On my second day of licensed practice my then-boss had me cover a status conference for a circuit court review of a municipal court decision. The other party was a no-show, and the judge asked if I wanted to default or reset the conference. "Counsel, do you have a preference?" I paused and had to fumble through "counsel...who is he talking to? Oh that's me!" I understood that I was the babiest of baby lawyers and I had a long way to go.

Several months in, I felt like I had become a lawyer when that boss told me I was "the future of the firm." I got to help a disabled veteran keep his wheelchair that the medical supply company was going to repossess, and I didn't let a particularly nasty in-house counsel intimidate me in an employment discrimination case. That felt pretty lawyerly.

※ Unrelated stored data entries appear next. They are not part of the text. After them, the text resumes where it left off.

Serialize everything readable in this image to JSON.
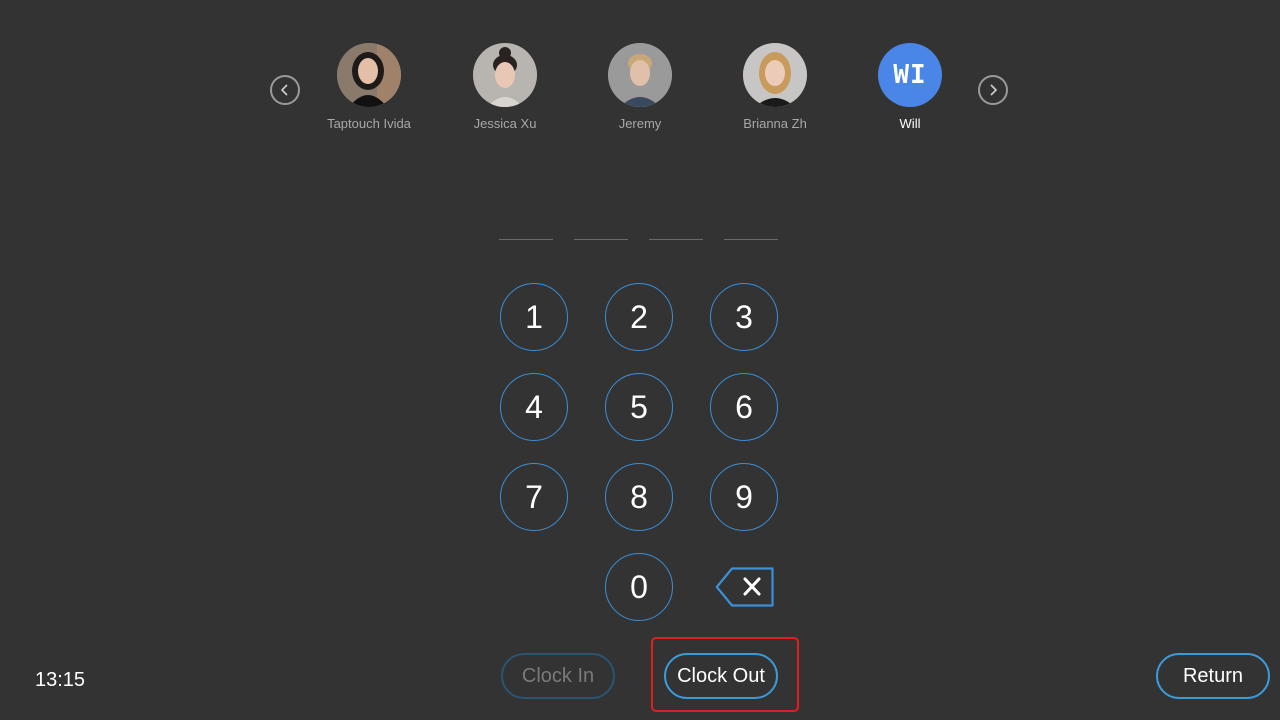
{
  "carousel": {
    "prev_icon": "chevron-left-icon",
    "next_icon": "chevron-right-icon",
    "users": [
      {
        "name": "Taptouch Ivida",
        "avatar": "photo",
        "selected": false
      },
      {
        "name": "Jessica Xu",
        "avatar": "photo",
        "selected": false
      },
      {
        "name": "Jeremy",
        "avatar": "photo",
        "selected": false
      },
      {
        "name": "Brianna Zh",
        "avatar": "photo",
        "selected": false
      },
      {
        "name": "Will",
        "avatar": "initials",
        "initials": "WI",
        "selected": true
      }
    ]
  },
  "pin": {
    "slot_count": 4,
    "entered": ""
  },
  "keypad": {
    "keys": [
      "1",
      "2",
      "3",
      "4",
      "5",
      "6",
      "7",
      "8",
      "9",
      "0"
    ],
    "backspace_icon": "backspace-icon"
  },
  "footer": {
    "time": "13:15",
    "clock_in_label": "Clock In",
    "clock_out_label": "Clock Out",
    "return_label": "Return"
  },
  "colors": {
    "background": "#333333",
    "accent": "#3b9ad8",
    "avatar_initials_bg": "#4a86e8",
    "highlight": "#e02020",
    "muted_text": "#a8a8a8"
  }
}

But a few months after that, when that same boss told me I was "brilliant, but you lack business development skills, maybe you can go back to teaching school?" (I was 8 months pregnant at the time.) I did not feel much like a lawyer. Another boss telling me that "I thought you were smart, maybe something is wrong with you, I thought you were too young to have memory loss, maybe I thought wrong" (when I made normal, human mistakes that every single lawyer has made) did not help me feel like I had become a lawyer.

It's fits and starts, two steps forward, one step back. There was no "aha" moment. Nothing I can really look back on and say, yes, this is when really I became a lawyer. It's a collection, even 14 years in. Sitting at counsel's table when the judge tells everyone that this is the kind of case that made him want to be a judge. Calling up a client and telling them that, as of that moment, they're a newly registered nurse (when 24 hours earlier that had been in doubt). Getting to state my appearance on the record for the president-elect's campaign.

Getting yelled at by a judge for (slightly) losing it and responding inappropriately to an objection? Having to sit stone-faced when a brutal jury verdict or decision on a motion is read? Walking out of the courtroom, looking at opposing counsel, and asking, "what the hell just happened?" and they respond with a confused shrug? Yep. Those things too.

I think I’m at a point in my career when I can be candid about these things—the good, the bad, the slightly losing it. But few things in life progress the way we expect or want them to—I did everything in the so-called “success sequence” (graduation, full-time job, marriage, and only then having kids) and still ended up pregnant, unemployed, and on BadgerCare. (I’ve landed better.) Life isn’t linear—why would law practice be?

New grads, it’ll fall into place for you. But it may not be soon, and it may not be in the order you expect, and you may take a few steps forward, a few steps back. It’s okay—and important--to acknowledge when things don’t go the way you want them to. That’s part of the job too.